The Monkey Wrench Gang 9

  What Hayduke and friends could and did see were several of the many phases of a road-building project that follow the survey. To the far west, on the rise beyond Comb Wash, they saw bulldozers clearing the right-of-way. In forested areas the clearing job would require a crew of loggers with chain saws, but here in southeast Utah, on the plateau, the little pinyon pines and junipers offered no resistance to the bulldozers. The crawler-tractors pushed them all over with nonchalant ease and shoved them aside, smashed and bleeding, into heaps of brush, where they would be left to die and decompose. No one knows precisely how sentient is a pinyon pine, for example, or to what degree such woody organisms can feel pain or fear, and in any case the road builders had more important things to worry about, but this much is clearly established as scientific fact: a living tree, once uprooted, takes many days to wholly die.

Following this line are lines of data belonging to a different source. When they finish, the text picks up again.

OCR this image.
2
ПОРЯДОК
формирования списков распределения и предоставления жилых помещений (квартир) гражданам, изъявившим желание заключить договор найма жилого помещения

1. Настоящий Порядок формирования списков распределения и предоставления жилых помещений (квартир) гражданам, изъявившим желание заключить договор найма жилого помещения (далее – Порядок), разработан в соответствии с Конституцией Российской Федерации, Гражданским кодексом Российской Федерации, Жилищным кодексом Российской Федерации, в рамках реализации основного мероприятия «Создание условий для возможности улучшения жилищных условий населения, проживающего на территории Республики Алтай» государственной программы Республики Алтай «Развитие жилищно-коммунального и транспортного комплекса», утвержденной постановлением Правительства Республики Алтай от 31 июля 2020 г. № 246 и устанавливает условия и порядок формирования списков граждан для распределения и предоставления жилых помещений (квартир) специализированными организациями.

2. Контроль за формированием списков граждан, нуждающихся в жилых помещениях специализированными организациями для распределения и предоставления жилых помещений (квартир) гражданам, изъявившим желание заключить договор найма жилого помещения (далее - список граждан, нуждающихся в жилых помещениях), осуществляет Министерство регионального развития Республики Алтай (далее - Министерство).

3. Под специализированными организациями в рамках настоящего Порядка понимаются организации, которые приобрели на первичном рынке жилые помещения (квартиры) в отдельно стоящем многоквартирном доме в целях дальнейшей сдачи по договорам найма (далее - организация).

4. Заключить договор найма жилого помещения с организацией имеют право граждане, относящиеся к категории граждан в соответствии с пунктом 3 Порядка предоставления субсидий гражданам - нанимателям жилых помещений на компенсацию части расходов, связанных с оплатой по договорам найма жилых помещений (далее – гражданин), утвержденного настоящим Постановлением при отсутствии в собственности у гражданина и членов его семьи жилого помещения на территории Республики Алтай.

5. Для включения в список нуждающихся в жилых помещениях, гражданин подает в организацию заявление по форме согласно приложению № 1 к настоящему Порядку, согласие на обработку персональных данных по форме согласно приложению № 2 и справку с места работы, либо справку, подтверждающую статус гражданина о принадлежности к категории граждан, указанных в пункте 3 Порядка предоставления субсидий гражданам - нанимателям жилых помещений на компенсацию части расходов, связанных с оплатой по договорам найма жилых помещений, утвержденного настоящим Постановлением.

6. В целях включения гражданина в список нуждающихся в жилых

  Behind the first wave of bulldozers came a second, blading off the soil and ripping up loose stone down to the bedrock. Since this was a cut-and-fill operation it was necessary to blast away the bedrock down to the grade level specified by the highway engineers. Watching from their comfortable grandstand bleachers, the four onlookers saw drill rigs crawl on self-propelled tracks to the blasting site, followed by tractors towing air compressors. Locked in position and linked to the compressors, the drill steel bit into the rock with screaming teconite bits, star-shaped and carbide-tipped. Powdered stone floated on the air as the engines roared. Resonant vibrations shuddered through the bone structure of the earth. More mute suffering. The drill rigs moved on over the hill to the next site.

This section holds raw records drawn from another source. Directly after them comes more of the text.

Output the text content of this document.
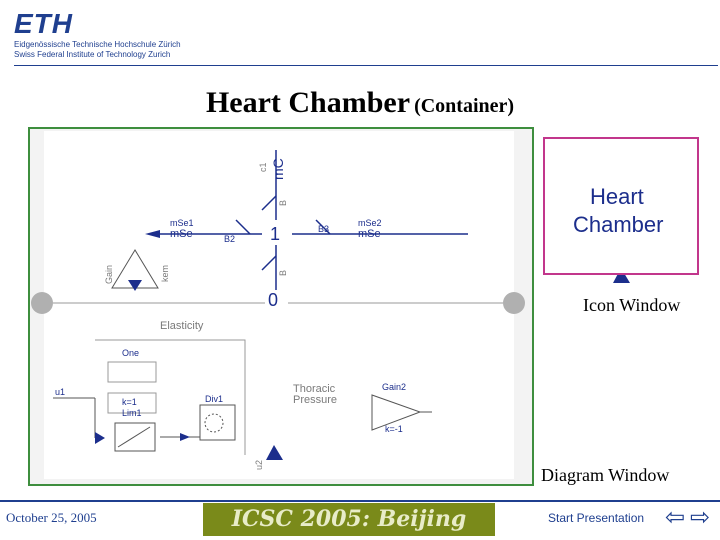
ETH
Eidgenössische Technische Hochschule Zürich
Swiss Federal Institute of Technology Zurich
Heart Chamber (Container)
c1 mC
B
mSe1
mSe	B2 1	B3
mSe2
mSe
B
0
Gain	kem
Elasticity
One
u1
k=1
Lim1
Div1
Thoracic
Pressure
Gain2
k=-1
u2
Heart
Chamber
Icon Window
Diagram Window
October 25, 2005	ICSC 2005: Beijing	Start Presentation ⇦ ⇨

  The demolition team arrived. Charges were lowered into the bore holes, gently tamped and stemmed, and wired to an electrical circuit. The watchers on the rim heard the chief blaster’s warning whistle, saw the crew move off to a safe distance, saw the spout of smoke and heard the thunder as the blaster fired his shot. More bulldozers, loaders and giant trucks moved in to shovel up and haul away the debris.

  Down in the center of the wash below the ridge the scrapers, the earthmovers and the dump trucks with eighty-ton beds unloaded their loads, building up the fill as the machines beyond were deepening the cut. Cut and fill, cut and fill, all afternoon the work went on. The object in mind was a modern high-speed highway for the convenience of the trucking industry, with grades no greater than 8 percent. That was the immediate object. The ideal lay still farther on. The engineer’s dream is a model of perfect sphericity, the planet Earth with all irregularities removed, highways merely painted on a surface smooth as glass. Of course the engineers still have a long way to go but they are patient tireless little fellows; they keep hustling on, like termites in a termitorium. It’s steady work, and their only natural enemies, they believe, are mechanical breakdown or “down time” for the equipment, and labor troubles, and bad weather, and sometimes faulty preparation by the geologists and surveyors.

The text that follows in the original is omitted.